Protecting babies from RS viruses
The important thing is to avoid direct contact with a sick person. That’s easier for adults to adhere to. But with older siblings, it’s much harder. You can only do the best you can. Here are some useful ground rules.
1. Do not allow sick people near the baby. Parents are excluded. Not because they can’t infect the baby, but because the baby needs its parents even if they have a cold. Older siblings who are sick, shouldn’t touch their baby siblings, if possible.
2. Sick parents should always wash their hands before they hold their baby.
3. Coughs and sneezes are to be directed into the arm folds more than one meter away (preferably further) from the baby.
There is a lot of advice about avoiding public transport, crowds, cafes and public places. Assess for yourself if there is a high risk of someone coughing or sneezing within one meter of the child. In that case, I think you should consider choosing another means of transport or activity. But as I said, RS is not hanging in the air unless someone sneezes or coughs. So in an uncrowded bus, café or library, the risk of infection is small.
Should you keep older siblings at home from kindergarten to protect the baby from RS?
A newborn is less likely to be infected with RS virus or other cold virus if the older sibling does not go to kindergarten. But having a new sibling is often hard enough for a 2-3 year old. Being expelled from friends at preschool is more than many siblings can handle.
As long as you do not have a baby that is particularly susceptible to infection (extremely premature, non-operated severe heart defects, etc.), I would recommend letting the older sibling go to preschool. Colds, and even RS, is a part of life. But the overall situation in the family is important. So, if you feel better about having both children at home – do it.
Who should be protected against RS virus?
Try to protect babies under three months, as much as you can. Premature children require care at neonatal wards until they are at least 6 months.

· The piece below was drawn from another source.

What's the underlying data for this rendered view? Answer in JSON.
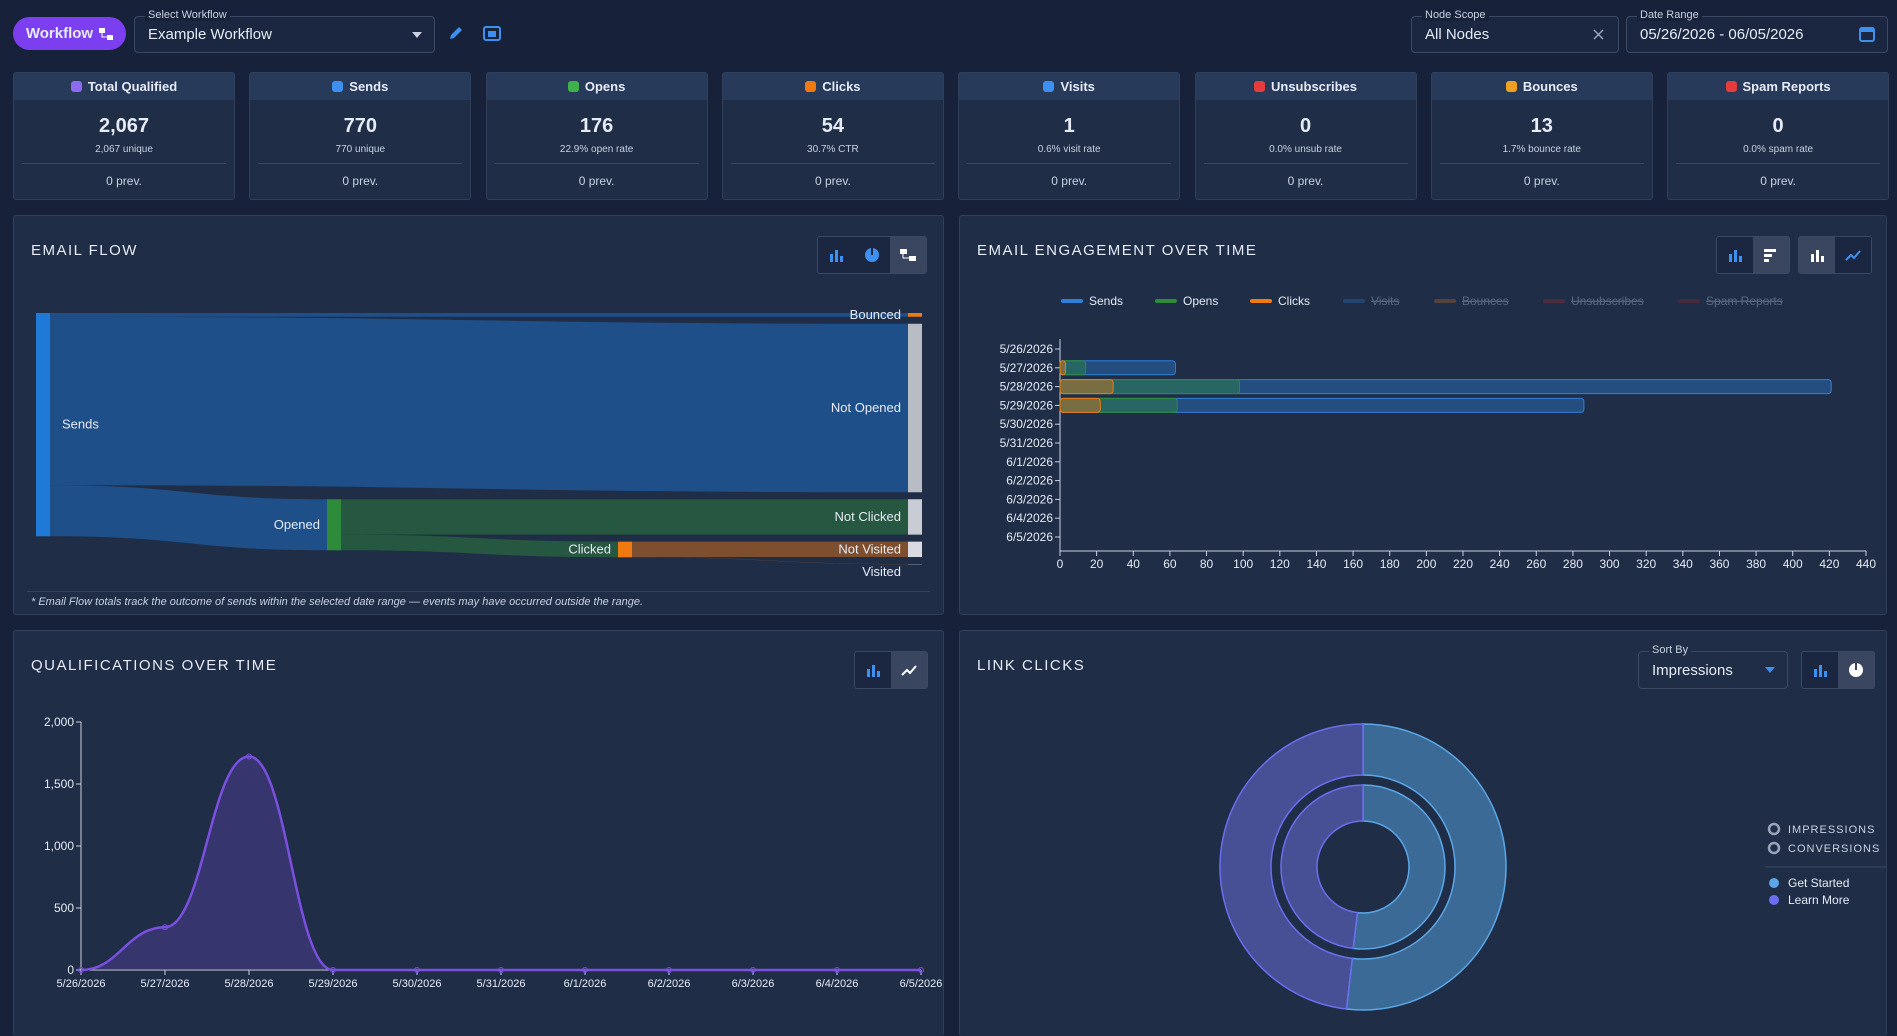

Children with severe heart and lung diseases or immune deficiencies require a longer time, but talk to their doctor for individual advice.
Who should not be protected against RS virus?
When a healthy child starts preschool after the age of one, the infections will begin to come. Then the risk of serious RS infections that require hospitalization is also very low. When a younger sibling turns 6 months, the older siblings can touch the baby after washing their hands, even if the older sibling has a cold.
Every year during the winter season, you can read weekly reports on how prevalent RS virus is in society.